Neither Victim Nor Survivor

One of the hardest things when I go to my sessions each week is the language used to describe me. I wrote at length about this in March, in a post titled "The Pen Is Mightier..." and how the wrong words can destroy us. I wrote about terms like "courageous", "brave" and "feminist" and how uncomfortable and loaded they seem to be, and how they chip away my self-worth rather than building it.

But this post - which I have been sitting on a little bit - is more specific and deals with two bits of language in particular, both of which feel unrelatable and wrong. These words are "victim" and "survivor".

I don't think I have to argue the case against "victim", a word that has long been avoided and replaced by different groups working with those who have experienced sexual assault and other gender-based violence. Because these groups and the counselling process are supposed to facilitate a journey of empowerment, giving control back when it has been ripped away. "Victim" is loaded with connotations of being passive, helpless, unable to change one's own situation.

But my reasons for hating the word go further. Because those people who think of me as a "victim" are the ones who look at me with pity, with sympathy, with horror and disgust. You can read it all in their faces. When I arrive at the women's centre on a Tuesday night and I have to tell someone that I'm "going upstairs", I see it every time. I never say that I'm going to the Rape Crisis Centre. I don't need to. Everyone knows what "upstairs" means. It's horrific to see my own pain reflected back at me like that, and frustrating when they start molly-coddling because of something I had no chance to control.

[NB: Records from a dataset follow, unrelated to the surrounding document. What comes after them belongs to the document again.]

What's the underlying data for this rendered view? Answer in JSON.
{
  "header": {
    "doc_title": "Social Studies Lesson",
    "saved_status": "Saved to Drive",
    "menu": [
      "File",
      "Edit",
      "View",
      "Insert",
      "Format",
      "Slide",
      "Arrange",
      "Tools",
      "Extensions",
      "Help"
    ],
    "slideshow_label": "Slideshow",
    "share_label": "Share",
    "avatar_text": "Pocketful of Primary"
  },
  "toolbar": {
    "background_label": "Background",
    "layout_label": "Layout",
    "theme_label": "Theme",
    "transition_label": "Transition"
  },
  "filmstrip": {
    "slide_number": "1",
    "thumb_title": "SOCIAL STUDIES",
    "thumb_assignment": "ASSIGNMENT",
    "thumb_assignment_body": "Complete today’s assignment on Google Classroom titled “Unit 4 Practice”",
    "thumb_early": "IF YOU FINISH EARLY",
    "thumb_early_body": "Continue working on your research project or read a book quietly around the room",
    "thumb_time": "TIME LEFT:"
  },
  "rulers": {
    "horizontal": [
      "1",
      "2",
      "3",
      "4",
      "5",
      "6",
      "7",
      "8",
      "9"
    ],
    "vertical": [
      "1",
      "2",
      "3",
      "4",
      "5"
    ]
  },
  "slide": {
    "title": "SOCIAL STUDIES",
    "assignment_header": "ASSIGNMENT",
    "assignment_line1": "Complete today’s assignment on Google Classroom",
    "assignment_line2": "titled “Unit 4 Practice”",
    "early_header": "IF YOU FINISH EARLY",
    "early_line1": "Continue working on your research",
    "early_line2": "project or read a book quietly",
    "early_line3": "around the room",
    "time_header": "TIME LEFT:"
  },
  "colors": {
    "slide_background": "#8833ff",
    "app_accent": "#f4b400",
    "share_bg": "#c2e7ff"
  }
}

And that's the other reason I hate the word "victim". Because as easy as it is to say that I had no chance to control it, there's still a level of self-blame that makes the idea of being helpless unfathomable. How can you be a "victim" if you still believe it's your own fault somewhere inside?

But "survivor", despite what people think, is just as bad. Because surviving is powerful. Surviving takes strength, courage and determination, all ideals which seem so alien. And surviving isn't me. And despite all the positive connotations of "survivor", it still has that eternal implication of sorrow and trauma, even if it has been or is being overcome. 

I don't want to be a survivor, I want to be me.

This, really, is the heart of the problem. Because whether you label someone a "victim" or a "survivor", you are reducing them to that single event and defining them by it. You are defining me by it. 

I already feel defined enough by what happened, trapped by it and the most ridiculous parts of my life forever shaped and tainted by the experience. I don't need your reminder too. There's no point pretending that rape hasn't changed my life in many ways, but my ability to move on from it is going to be limited the longer that others define me by it, whether in the context of "victim" or "survivor".

I dislike writing in the first person like this, but people need to stop thinking that blanket definitions work. They really don't. And it would be hypocritical and wrong of me to generalise about how other people feel about "victim" and "survivor". One of the things about this experience is that we all react differently, according to our own personal experiences, histories and personalities. Just as there is no right or wrong way to respond to violence, there's no right or wrong in the way we respond to the language.

So the natural conclusion would be to find an alternative word to use, something that works contextually without the connotations of "victim" or "survivor", but all I can offer is the phrase that my counsellor and I seem to have settled on; "someone who has experienced....". It is not loaded, there are no suppositions about my ability to cope, but then it involves facing the exact and painful words each and every time. 

Maybe what they say is true. There are no correct labels, only people.